Peanut Butter Cake Roll with Chocolate Filling
Servings 30 cm long cake roll
For peanut butter and Bamba Swiss roll:
- 3 large eggs
- Pinch of salt
- 100 grams (1/2 cup) sugar
- 1 tsp. vanilla extract
- 20 grams (1 tbsp.) peanut butter, melted
- 100 grams (3/4 cup) all-purpose flour (see notes for gluten free version)
- 1/2 tsp. baking powder
- 20 grams Bamba powdered
For chocolate cream:
- 200 grams dark chocolate
- 325 ml. (1 1/2 cups) heavy cream
- Peanut butter chips
- Chocolate chips
- Crushed Bamba
Peanut butter and Bamba Swiss roll: preheat oven to 170c degrees and line oven pan with greased baking paper.
In a mixer bowl, put eggs, salt, sugar and vanilla and whip at high speed for 5-6 minutes until you get a light and airy cream.
Add peanut butter and mix until it is assimilated into the mixture.
Add flour and baking powder and fold gently just until a smooth mixture is formed.
Pour the batter onto the baking paper and flatten evenly.

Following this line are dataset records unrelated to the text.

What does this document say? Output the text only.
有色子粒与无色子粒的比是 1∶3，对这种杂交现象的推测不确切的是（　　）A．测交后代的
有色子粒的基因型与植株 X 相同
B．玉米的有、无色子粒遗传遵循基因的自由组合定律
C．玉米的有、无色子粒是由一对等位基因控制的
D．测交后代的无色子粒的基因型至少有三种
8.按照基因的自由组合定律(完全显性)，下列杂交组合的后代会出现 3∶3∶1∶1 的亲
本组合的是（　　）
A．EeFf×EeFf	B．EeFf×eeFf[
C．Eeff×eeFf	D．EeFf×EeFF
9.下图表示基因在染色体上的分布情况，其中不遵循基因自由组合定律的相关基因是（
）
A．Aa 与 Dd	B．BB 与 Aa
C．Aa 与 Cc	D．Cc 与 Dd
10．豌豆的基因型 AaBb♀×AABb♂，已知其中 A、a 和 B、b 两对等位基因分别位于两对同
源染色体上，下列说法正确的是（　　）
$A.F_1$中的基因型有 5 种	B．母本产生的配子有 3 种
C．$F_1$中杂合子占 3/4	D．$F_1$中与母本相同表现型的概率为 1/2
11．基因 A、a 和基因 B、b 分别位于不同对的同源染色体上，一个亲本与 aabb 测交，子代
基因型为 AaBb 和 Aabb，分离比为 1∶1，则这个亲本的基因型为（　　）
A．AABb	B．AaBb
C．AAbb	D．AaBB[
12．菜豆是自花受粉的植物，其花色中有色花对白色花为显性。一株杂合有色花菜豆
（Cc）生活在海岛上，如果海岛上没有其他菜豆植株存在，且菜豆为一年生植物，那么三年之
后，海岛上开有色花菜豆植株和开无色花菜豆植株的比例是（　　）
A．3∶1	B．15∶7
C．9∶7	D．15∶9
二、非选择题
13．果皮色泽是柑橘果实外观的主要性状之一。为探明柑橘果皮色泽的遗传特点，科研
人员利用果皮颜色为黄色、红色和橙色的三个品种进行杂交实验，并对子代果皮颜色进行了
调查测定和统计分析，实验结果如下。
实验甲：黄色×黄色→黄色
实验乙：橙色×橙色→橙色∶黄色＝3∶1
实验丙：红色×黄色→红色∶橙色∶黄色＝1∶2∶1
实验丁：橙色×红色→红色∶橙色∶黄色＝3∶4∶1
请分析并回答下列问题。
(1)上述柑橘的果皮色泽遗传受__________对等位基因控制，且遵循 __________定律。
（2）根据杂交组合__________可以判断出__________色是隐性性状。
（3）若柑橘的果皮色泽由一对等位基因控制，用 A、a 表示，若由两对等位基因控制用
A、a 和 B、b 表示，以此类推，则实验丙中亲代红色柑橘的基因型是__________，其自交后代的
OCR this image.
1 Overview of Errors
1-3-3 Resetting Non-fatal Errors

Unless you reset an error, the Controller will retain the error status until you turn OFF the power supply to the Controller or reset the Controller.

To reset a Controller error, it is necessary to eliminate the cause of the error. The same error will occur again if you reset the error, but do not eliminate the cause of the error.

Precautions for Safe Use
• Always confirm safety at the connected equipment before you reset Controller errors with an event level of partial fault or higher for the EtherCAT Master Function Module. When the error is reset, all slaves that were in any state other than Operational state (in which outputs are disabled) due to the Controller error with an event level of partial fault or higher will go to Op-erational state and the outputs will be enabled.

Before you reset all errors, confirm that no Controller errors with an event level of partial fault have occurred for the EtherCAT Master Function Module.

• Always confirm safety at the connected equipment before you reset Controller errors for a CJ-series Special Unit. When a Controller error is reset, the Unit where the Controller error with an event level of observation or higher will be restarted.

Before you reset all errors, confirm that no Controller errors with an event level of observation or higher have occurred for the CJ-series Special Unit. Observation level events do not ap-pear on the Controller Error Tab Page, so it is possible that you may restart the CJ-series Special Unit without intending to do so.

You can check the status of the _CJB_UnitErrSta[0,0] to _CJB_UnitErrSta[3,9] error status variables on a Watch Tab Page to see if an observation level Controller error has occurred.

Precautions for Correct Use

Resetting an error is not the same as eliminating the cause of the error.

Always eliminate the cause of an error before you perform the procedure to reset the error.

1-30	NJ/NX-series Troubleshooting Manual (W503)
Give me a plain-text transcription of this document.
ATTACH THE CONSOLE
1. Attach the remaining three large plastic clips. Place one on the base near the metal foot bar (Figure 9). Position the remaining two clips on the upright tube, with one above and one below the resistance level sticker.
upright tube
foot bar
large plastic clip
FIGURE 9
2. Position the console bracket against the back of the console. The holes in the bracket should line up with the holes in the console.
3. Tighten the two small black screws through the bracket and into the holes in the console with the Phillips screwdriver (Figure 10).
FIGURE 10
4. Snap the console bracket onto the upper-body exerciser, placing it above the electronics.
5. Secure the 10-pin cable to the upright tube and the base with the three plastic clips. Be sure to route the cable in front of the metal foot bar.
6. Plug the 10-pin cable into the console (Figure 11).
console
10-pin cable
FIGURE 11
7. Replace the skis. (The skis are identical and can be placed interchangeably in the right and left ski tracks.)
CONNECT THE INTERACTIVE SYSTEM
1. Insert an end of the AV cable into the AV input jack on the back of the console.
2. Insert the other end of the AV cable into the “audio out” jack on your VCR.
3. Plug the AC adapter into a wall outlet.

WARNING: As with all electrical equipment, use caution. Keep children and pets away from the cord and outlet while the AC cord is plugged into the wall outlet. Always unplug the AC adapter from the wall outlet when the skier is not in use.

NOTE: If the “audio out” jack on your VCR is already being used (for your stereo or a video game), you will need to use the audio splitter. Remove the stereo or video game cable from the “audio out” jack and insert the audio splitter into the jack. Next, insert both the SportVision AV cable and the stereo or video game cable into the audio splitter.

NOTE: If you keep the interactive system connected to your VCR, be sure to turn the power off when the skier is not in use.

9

Sprinkle powdered Bamba on top.
Bake for about 8-10 minutes or until golden and springy to touch.
Cool to room temperature.
Chocolate cream: chop the chocolate and put in a bowl.
In a small pot heat the cream to a simmer.
Pour the hot cream over the chocolate, wait a minute, and beat until you get a shiny chocolate ganache.
Cool the ganache in the fridge for 3-4 hours or until it is completely cold.
Transfer the cold ganache into a bowl of a mixer with a whipping hook and whip at high speed until stable cream is formed.
Spread 2/3 of the amount of cream on top of the roll and sprinkle peanut butter chips, chocolate chips and crumbled Bamba generously.
Transfer the remaining chocolate cream into a piping bag fitted with 2 cm jagged piping tip and pipe on top of the Swiss roll.
Decorate with peanut butter and chocolate chips and crumbled Bamba.
Cool the roll in the fridge for 3-4 hours and serve.
- Keep the roll in a closed container in the refrigerator for up to 4-5 days.
- Gluten-free version: use 50 grams cornstarch and 50 grams almond meal instead of flour.